The increasing number of cancellations and defaults is leading many suppliers in China to protect themselves from potential losses.
The financial contraction in global markets is pushing an increasing number of Chinese exporters to demand risk-free payment methods or apply for credit insurance. The latter is gaining ground, especially for suppliers of high-value products.
Many small and medium operations now specify TT as their preferred payment method. Compared to an L / C, TT is the fastest and safest option for exporters. With this method, manufacturers ship products only after the money has been credited to their bank accounts.
Small appliance manufacturer Foshan Shunde Qifei Electric Co. Ltd and freezer producer Foshan Shunde Weili Kitchen Equipment Co. Ltd accept only TT as payment.
True, TT is only completely risk-free for manufacturers. On the buyers side, it requires confidence that your suppliers will deliver on time and follow specifications. This is not a possibility that most customers are willing to take and companies that refuse to accept other forms of payment inadvertently limit their export opportunities. Some companies, however, allow mixed modes, receiving 50 percent or less of the total purchase price through TT.
Larger manufacturers generally accept various types of payment methods, including through an L / C or an O / A. In such cases, many also purchase export credit insurance to offset risk, including non-payment. . Like international credit rating companies like Moody’s, China has a number of watchdog organizations that analyze the risk of doing business with different countries. Among them are Dagong and China Export & Credit Insurance Corp. (Sinosure). It is these credit reports that large companies look at to determine whether or not to secure an order.
Home appliance maker Guangdong Galanz Enterprise Group Co. Ltd buys short-term export credit insurance for all orders to be paid via O / A and for some L / C transactions. This turned out to be a worthwhile investment because the company was able to receive compensation from Sinosure for two cases of default by an EU customer. The whole process took no more than three months.
Breathalyzer manufacturer Henan Hanwei Electronics Co. Ltd, on the other hand, assesses a customer’s credit history and ability to pay before securing an order. Among the factors analyzed is the credit rating of the country where the buyer is located and whether the client tends to request extensions of the payment term. Although the company has purchased credit insurance for some orders, so far none of its customers have defaulted on their payments.

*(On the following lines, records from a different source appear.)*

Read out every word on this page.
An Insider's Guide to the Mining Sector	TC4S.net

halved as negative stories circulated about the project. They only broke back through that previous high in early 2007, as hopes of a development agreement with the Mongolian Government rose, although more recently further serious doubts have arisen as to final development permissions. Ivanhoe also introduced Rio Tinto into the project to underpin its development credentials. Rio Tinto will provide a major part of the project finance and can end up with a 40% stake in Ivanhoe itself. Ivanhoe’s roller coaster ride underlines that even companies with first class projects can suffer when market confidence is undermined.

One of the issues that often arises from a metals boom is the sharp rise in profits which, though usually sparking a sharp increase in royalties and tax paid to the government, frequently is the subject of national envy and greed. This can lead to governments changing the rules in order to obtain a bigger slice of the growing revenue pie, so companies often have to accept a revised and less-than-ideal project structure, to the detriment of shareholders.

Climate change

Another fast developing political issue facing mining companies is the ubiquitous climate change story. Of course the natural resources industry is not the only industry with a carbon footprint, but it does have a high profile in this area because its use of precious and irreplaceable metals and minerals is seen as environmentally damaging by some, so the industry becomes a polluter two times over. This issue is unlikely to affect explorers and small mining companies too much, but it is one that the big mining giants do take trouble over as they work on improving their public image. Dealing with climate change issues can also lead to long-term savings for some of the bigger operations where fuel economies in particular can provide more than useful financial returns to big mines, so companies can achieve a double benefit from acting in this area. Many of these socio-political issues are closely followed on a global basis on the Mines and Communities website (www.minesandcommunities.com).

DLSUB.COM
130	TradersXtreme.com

Shenzhen Dotcom Home Goods Products Exporter of Carpets & Rugs Co. Ltd tries to gauge from email communications and business meetings whether credit insurance is needed for a particular buyer’s order or not. The company has not yet secured any orders.
But the growing number of defaults, which occurred first as a result of the global economic downturn and now due to the current debt crisis in the EU, is encouraging more suppliers to apply for export credit insurance. This is particularly true for those offering high-value products.

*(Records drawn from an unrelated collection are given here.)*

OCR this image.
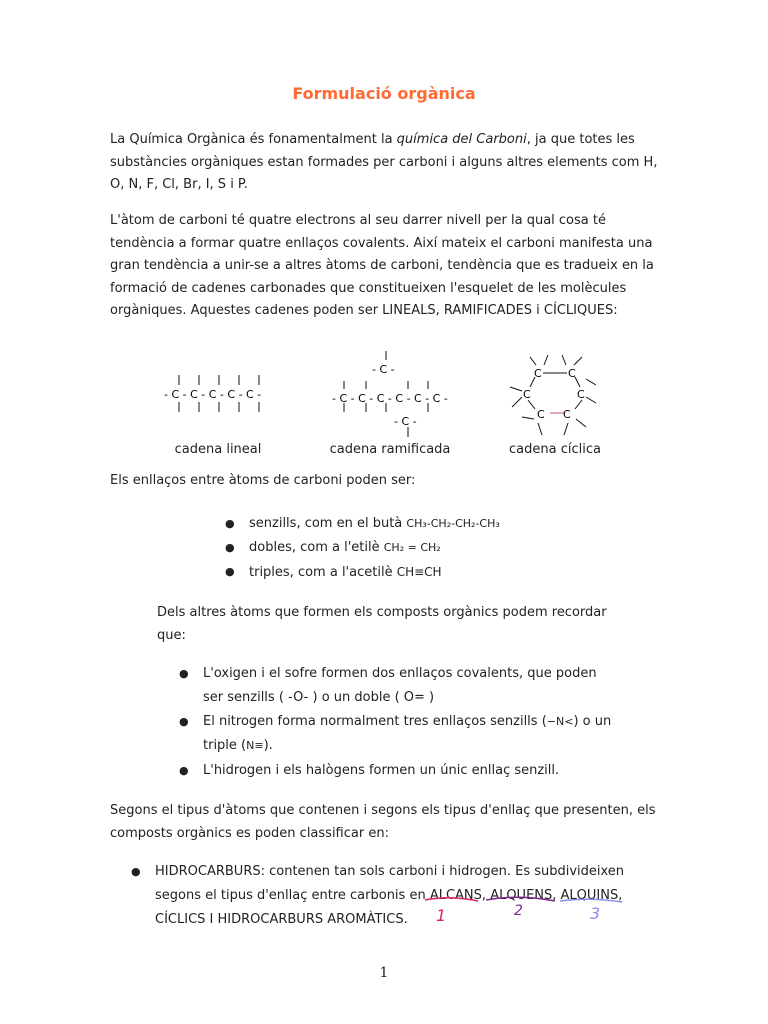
Formulació orgànica

La Química Orgànica és fonamentalment la química del Carboni, ja que totes les substàncies orgàniques estan formades per carboni i alguns altres elements com H, O, N, F, Cl, Br, I, S i P.

L'àtom de carboni té quatre electrons al seu darrer nivell per la qual cosa té tendència a formar quatre enllaços covalents. Així mateix el carboni manifesta una gran tendència a unir-se a altres àtoms de carboni, tendència que es tradueix en la formació de cadenes carbonades que constitueixen l'esquelet de les molècules orgàniques. Aquestes cadenes poden ser LINEALS, RAMIFICADES i CÍCLIQUES:

- C - C - C - C - C -
- C -
- C - C - C - C - C - C -
- C -
C C
C	C
C C
cadena lineal	cadena ramificada	cadena cíclica

Els enllaços entre àtoms de carboni poden ser:

● senzills, com en el butà CH₃-CH₂-CH₂-CH₃
● dobles, com a l'etilè CH₂ = CH₂
● triples, com a l'acetilè CH≡CH

Dels altres àtoms que formen els composts orgànics podem recordar que:

● L'oxigen i el sofre formen dos enllaços covalents, que poden
ser senzills ( -O- ) o un doble ( O= )
● El nitrogen forma normalment tres enllaços senzills (−N<) o un
triple (N≡).
● L'hidrogen i els halògens formen un únic enllaç senzill.

Segons el tipus d'àtoms que contenen i segons els tipus d'enllaç que presenten, els composts orgànics es poden classificar en:

● HIDROCARBURS: contenen tan sols carboni i hidrogen. Es subdivideixen
segons el tipus d'enllaç entre carbonis en ALCANS, ALQUENS, ALQUINS,
CÍCLICS I HIDROCARBURS AROMÀTICS.	1	2	3
1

Sun Fenix Intl Trading Co. Ltd burned down once. Your South American client drafted an L / C, but the issuing bank later closed, so Sun Fenix was unable to receive payment. The company was able to sell the appliance order to other customers.
Shenzhen Hali-Power Industrial Co. Ltd, a manufacturer of battery packs for digital products, plans to purchase credit insurance for orders exceeding $ 100,000. Transactions below that amount must be settled through TT.
Export credit insurance
The amount a supplier will pay to secure an order depends on several factors, including the credit rating of the destination country, the payment terms, the total purchase price, the duration and the credit status of the buyer. There is no hard and fast rule, but most manufacturers will include a portion of the insurance fees in the transaction value if the cost is too high.
Once the exporter’s sales team discovers that a customer is unable to pay for an insured order, the insurance company is informed so that it can carry out its own investigation before the claims can be resolved.
During the first half of 2010, total purchases of short-term export credit insurance increased 180 percent year-on-year to $ 67.62 billion. Premiums for high-value products in the same period amounted to $ 14,840 million.
To expand its reach, Sinosure recently launched new policies that can provide comprehensive insurance coverage even for small and medium-sized operations. The company mainly offers export credit insurance for national trade and for the short, medium and long term.